AWS Big Data Blog
Near-real-time analytics using Amazon Redshift streaming ingestion with Amazon Kinesis Data Streams and Amazon DynamoDB
Amazon Redshift is a fully managed, scalable cloud data warehouse that accelerates your time to insights with fast, easy, and secure analytics at scale. Tens of thousands of customers rely on Amazon Redshift to analyze exabytes of data and run complex analytical queries, making it the widely used cloud data warehouse. You can run and scale analytics in seconds on all your data without having to manage your data warehouse infrastructure.
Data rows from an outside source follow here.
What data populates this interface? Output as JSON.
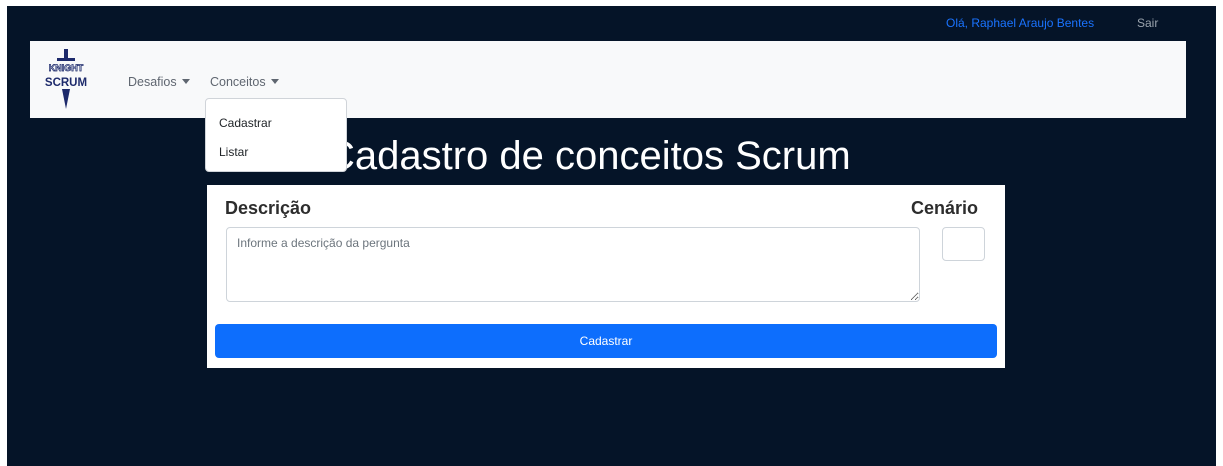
{
  "topbar": {
    "greeting": "Olá, Raphael Araujo Bentes",
    "logout_label": "Sair"
  },
  "navbar": {
    "logo_text": "KNIGHT SCRUM",
    "items": [
      {
        "label": "Desafios"
      },
      {
        "label": "Conceitos"
      }
    ],
    "dropdown": {
      "items": [
        {
          "label": "Cadastrar"
        },
        {
          "label": "Listar"
        }
      ]
    }
  },
  "page": {
    "title": "Cadastro de conceitos Scrum"
  },
  "form": {
    "descricao_label": "Descrição",
    "descricao_value": "",
    "descricao_placeholder": "Informe a descrição da pergunta",
    "cenario_label": "Cenário",
    "cenario_value": "",
    "submit_label": "Cadastrar"
  },
  "colors": {
    "page_background": "#051428",
    "navbar_background": "#f8f9fa",
    "accent": "#0d6efd",
    "greeting_link": "#1a73ff"
  }
}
You can use the Amazon Redshift streaming ingestion capability to update your analytics databases in near-real time. Amazon Redshift streaming ingestion simplifies data pipelines by letting you create materialized views directly on top of data streams. With this capability in Amazon Redshift, you can use SQL (Structured Query Language) to connect to and directly ingest data from data streams, such as Amazon Kinesis Data Streams or Amazon Managed Streaming for Apache Kafka (Amazon MSK) data streams, and pull data directly to Amazon Redshift.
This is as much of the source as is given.